There is adventure in Morris Hall, and I found it with Harrison. In that little annex area, right outside that computer lab, there stands a ladder that climbs the side of the building to an accessible rooftop. I don’t know if it was legal for us to climb it and end up overlooking the city, but we did so anyway. I climbed to the roof with an iced chai in hand and feared I would slip off the ladder and fall, but yet I clung ridiculously to both drink and ladder. Harrison did the same, and when he climbed before me, I followed his example, laughing senselessly the whole way. It was me, Jake, Harrison, Margaret, Zach, and Gabe, standing taller than the treetops. But Morris could go even higher, if only you could find the way.
No one else came with us, but that was typical. We followed each other like the tide to the shore. You never got one without the other but miraculously, it wasn’t clingy, it wasn’t suffocating. There was an unspoken comfort and safety between us. There were no walls. There was no desperation to share our secrets or spill our tragedies or cram a lapsed silence with noise. It was an organic growth through a sidewalk crack, and I soaked up the sun each time it shone. It seems to me that now I’m wilting.
Transferring was complex, SCAD needed money, and Harrison had to pack and leave. There and gone, there and gone. I have never had such an ardent relationship with another person. Harrison became my compliment and counterpart, my go to, my person. I talked to him every day. I saw him every day. My times with him are now little poofs behind my eyelids, there and gone, there and gone. Harrison resting his head on my lap and me running my fingers through his hair on the floor of the Barnard common room. Me, resting my head against his shoulder in the hallway of my house. Us sitting in his car, talking about struggles with faith and family and future. Together, all the times we spent making the other roar with laughter, saying shut up, shut up, shut up; only to laugh all the harder. I miss him as though he had died, and thank God he didn’t; but when he isn’t here to hold, him being real doesn’t seem real at all.
Morris has this tower, you can see it from the outside. When you do, you tend to wonder what’s up there, how to get there. Well, there’s another staircase in Morris, you’re sure to see it when you’re there; it’s a rustic wooden spiral staircase. It’ll creak beneath your feet, but don’t worry. It leads directly to this little tower, the tallest part of the building.

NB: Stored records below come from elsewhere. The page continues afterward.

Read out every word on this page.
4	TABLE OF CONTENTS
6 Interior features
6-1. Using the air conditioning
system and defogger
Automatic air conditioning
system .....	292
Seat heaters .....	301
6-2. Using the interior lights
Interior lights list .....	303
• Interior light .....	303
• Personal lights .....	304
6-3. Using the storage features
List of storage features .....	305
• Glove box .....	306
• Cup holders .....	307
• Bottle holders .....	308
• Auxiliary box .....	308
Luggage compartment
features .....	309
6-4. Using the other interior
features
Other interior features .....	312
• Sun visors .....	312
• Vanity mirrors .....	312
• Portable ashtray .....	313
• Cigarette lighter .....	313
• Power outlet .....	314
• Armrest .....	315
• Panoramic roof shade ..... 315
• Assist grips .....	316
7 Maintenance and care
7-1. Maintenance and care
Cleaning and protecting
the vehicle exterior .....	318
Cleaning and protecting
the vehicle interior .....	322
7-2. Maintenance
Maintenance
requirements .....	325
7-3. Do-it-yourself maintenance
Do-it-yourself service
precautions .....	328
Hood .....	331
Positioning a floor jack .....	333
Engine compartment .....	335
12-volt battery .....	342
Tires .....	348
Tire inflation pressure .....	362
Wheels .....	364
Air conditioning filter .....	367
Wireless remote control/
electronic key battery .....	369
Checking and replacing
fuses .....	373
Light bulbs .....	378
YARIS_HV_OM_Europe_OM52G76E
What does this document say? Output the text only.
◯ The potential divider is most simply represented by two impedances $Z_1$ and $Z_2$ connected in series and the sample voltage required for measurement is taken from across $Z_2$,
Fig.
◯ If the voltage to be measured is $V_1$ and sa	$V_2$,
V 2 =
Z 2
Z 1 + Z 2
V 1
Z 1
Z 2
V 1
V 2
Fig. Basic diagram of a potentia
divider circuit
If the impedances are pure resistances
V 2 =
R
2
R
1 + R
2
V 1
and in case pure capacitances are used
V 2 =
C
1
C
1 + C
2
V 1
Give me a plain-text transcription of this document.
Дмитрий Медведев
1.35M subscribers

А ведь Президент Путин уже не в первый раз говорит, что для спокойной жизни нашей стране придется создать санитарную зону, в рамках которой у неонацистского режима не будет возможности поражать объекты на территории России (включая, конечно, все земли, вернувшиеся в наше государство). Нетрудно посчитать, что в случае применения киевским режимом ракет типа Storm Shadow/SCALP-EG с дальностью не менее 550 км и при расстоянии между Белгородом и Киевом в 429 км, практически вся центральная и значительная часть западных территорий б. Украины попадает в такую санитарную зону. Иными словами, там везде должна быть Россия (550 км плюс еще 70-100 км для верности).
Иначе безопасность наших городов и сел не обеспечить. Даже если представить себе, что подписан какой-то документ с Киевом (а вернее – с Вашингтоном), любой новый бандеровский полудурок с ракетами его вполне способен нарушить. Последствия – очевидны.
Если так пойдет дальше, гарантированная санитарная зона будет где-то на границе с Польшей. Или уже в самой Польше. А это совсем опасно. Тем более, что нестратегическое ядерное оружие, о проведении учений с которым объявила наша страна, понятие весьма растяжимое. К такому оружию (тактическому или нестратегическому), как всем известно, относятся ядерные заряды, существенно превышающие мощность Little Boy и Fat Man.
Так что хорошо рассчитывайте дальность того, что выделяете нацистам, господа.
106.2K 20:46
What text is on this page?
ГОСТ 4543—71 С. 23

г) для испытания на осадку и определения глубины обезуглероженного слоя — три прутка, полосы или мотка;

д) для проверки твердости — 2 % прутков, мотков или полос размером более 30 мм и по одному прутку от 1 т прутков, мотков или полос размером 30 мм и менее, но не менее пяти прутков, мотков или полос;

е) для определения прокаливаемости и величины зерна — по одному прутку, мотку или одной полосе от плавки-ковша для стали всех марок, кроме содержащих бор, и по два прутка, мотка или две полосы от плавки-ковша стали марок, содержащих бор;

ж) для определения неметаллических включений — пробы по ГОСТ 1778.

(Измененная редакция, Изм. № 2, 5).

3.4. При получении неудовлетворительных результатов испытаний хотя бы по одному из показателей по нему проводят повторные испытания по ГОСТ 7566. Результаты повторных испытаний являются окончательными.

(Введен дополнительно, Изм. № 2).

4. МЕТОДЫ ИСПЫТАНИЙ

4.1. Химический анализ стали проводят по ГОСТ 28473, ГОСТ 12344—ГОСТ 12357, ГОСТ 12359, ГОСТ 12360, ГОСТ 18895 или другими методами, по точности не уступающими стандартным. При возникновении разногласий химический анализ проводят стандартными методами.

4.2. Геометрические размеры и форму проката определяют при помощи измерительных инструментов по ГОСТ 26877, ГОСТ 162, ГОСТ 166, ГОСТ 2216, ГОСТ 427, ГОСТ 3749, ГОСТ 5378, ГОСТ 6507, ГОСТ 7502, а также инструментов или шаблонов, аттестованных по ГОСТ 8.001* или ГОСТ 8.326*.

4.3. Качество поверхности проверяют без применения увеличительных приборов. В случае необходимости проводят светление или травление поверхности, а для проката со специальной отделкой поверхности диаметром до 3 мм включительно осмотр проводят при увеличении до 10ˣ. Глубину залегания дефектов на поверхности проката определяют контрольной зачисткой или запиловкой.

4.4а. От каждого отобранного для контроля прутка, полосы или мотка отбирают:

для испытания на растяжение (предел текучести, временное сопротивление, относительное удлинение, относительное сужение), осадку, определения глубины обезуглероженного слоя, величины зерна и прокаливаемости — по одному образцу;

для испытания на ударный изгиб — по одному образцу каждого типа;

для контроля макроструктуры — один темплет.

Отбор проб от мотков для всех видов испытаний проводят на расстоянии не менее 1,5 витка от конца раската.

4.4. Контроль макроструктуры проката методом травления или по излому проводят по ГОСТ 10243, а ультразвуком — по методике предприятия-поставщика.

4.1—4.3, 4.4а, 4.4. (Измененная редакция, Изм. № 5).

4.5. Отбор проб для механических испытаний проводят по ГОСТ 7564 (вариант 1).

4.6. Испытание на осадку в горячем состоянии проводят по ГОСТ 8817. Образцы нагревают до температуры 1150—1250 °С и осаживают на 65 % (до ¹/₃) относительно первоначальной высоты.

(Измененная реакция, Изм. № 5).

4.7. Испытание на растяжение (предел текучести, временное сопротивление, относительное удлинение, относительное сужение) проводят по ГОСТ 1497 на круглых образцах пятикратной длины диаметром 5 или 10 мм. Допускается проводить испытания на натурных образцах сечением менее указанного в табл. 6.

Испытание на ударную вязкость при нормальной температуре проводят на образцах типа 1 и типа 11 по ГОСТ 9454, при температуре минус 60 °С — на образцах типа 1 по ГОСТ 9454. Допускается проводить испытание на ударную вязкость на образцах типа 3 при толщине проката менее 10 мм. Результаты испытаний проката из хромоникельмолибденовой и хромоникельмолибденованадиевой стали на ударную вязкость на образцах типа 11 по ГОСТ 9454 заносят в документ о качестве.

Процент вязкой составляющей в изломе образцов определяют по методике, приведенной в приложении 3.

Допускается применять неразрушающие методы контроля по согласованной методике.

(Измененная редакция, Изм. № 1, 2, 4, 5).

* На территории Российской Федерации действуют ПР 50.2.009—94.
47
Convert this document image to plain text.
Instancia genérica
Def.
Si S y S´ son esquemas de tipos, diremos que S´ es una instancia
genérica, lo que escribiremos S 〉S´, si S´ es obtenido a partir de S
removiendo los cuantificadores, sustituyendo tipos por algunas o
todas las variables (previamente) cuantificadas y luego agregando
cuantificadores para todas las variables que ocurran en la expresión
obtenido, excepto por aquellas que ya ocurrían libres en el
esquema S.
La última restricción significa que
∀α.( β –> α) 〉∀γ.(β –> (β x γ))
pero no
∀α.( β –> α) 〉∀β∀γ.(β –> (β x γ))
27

There is no door to the outside, but that’s okay, there’s a window. It’s hard to open but because of that, it’ll stay open. This was how Harrison and I got to the tallest rooftop of Morris Hall.
He laughed when we climbed through the window because the window could only open halfway. We had to mount and slide through it like we were in a spy movie. He told me to be careful because the roof bubbled beneath our feet and in some areas, felt a little more like wet cardboard. He sat down near the end of that gentle slope, and I sat beside him. There were a few words spoken, but not too many. It was the silence that lapsed, the sound of the city that we both loved that was more prevalent. In that moment, Morris Hall was a capsule. I have wanted to stay in the moment ever since.